Salí a paso lento, caminé por Tacuba, Motolinia, hasta llegar a 5 de mayo. Entre sus callejuelas me estacioné en un bazar de libros usados. Anduve husmeando entre los puestos. Un viejo no paraba de observarme mientras escudriñaba entre los de “cuarenta pesitos, baratitos”. Seguía al acecho desde el puesto contiguo “pásele por acá joven, acá está lo bueno”. No tuve opción y me detuve en su tendero. Como sacado de una ficción me ofreció el viaje de Pitol, en buen estado, por una módica cantidad. Sonreí, la vida tomaba nuevamente su curso. Justo al realizar el intercambio se me cayó el billete entre las ranuras de una montaña de volúmenes. Escarbé hasta encontrarlo. Se posaba en un ejemplar del Gran Gatsby, tomé el libro por curiosidad, lo había leído en clase de literatura por allá de 1997, hojeé el ejemplar. Menuda sorpresa me llevé al observar el nombre del supuesto dueño, el nombre de la escuela y el año. ¡Carajo! era el libro que le había prestado a un compañero de clase y que jamás regresó. Viajes misteriosos y fortuitos tienen los libros para encontrarnos. ¿Dónde había estado todos estos años?  Regresé en imágenes a Xalapa, sus calles, la preparatoria. En casa me esperaba otra botella de ron. Fui feliz aquella tarde.

Por eso, dejar de comprar y leer libros es como amputar una parte del alma. Es perder el turno de encender un faro en una isla desierta e iluminar tu camino en solitario. Leer, actividad que me ha llevado a recorrer mis adentros, el tiempo en que existo, y sus dilemas. Creo, de forma categórica, que la relación que tengo con los libros es una de las aventuras a la que estamos invitados los curiosos, los rotos de madrugada, los insatisfechos, los que buscan el diálogo permanente y de la que no pienso bajar hasta que mis días se consuman en el horizonte de mis perplejidades y mi destino.

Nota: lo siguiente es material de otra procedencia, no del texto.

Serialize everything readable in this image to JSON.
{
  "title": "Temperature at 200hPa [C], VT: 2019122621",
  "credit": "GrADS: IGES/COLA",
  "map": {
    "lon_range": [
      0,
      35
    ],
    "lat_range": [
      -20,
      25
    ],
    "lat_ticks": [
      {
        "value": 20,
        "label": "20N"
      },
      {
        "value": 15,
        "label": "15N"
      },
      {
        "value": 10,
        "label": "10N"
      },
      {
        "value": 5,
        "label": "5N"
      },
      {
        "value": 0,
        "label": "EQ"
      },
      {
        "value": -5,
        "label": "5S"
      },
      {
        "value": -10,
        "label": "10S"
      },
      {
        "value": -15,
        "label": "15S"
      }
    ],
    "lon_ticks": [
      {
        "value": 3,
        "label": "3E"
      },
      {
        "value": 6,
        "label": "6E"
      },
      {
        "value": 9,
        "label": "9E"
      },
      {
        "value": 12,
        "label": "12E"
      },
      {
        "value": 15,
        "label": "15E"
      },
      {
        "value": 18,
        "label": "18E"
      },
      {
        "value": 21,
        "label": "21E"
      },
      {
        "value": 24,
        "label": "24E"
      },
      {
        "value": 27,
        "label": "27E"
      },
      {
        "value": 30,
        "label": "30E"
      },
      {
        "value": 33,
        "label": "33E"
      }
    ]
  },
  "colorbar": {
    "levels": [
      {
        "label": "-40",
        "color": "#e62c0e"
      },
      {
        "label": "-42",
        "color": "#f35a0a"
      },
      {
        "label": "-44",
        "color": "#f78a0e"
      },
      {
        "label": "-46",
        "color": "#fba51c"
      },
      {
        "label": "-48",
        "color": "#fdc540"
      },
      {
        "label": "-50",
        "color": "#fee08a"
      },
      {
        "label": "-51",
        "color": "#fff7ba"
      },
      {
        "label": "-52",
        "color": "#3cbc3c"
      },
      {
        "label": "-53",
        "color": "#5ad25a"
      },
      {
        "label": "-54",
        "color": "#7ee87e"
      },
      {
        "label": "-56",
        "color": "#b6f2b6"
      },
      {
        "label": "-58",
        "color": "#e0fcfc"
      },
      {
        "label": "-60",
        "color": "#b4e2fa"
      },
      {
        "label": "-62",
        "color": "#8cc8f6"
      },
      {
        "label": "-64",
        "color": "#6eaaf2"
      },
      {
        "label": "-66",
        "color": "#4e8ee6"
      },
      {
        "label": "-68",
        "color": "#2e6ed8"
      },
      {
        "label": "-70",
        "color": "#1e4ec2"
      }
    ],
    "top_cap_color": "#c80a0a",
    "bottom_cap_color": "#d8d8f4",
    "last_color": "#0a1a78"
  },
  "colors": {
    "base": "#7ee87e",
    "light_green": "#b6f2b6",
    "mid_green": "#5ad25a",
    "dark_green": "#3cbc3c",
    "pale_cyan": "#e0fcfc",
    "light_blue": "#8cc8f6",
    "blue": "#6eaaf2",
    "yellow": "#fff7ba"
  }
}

viernes, 13 de noviembre de 2020

Nueve de noviembre del pandémico año

 

Eran alrededor de las diez y media de la noche. A se asomó por la ventana de la recámara: “Paco, mira, mira ¿será él?” Brinqué de la cama, cuatro pasos me instalaron en la ventana y observé en dirección a la acera de enfrente: dos guacales en vertical arrastrados por un diablito, un cocker negro y el andar de una silueta. A salió al balcón, gritó “Adrián, Adrián ¿traes libros? Si, acá traigo”. Atravesó la avenida rumbo al edificio. Bajamos al encuentro. Ahí estaba: un escritor peregrino emergiendo de las entrañas de ciudad metástasis. La emoción que se gestó entre los tres fue transparente, nuestras miradas nerviosas lo constataron. Plática y risas engalanaron el momento. Reconocer el trabajo de los otros es como un abrazo reparador en medio de la nada. Compré un par de títulos suyos que les traía ganas desde hace tiempo. No hubo foto -aunque lo pensé- porque existen instantes en la vida que sólo sugieren eso, quedar atrapados en el anecdotario de la memoria. Emociones fugaces en el pulso de una ciudad. Despedida y la promesa de unas chelas en breve quedaron pactadas esa noche. “Qué generosos son”, nos dijo, y prosiguió su andar en medio de la noche.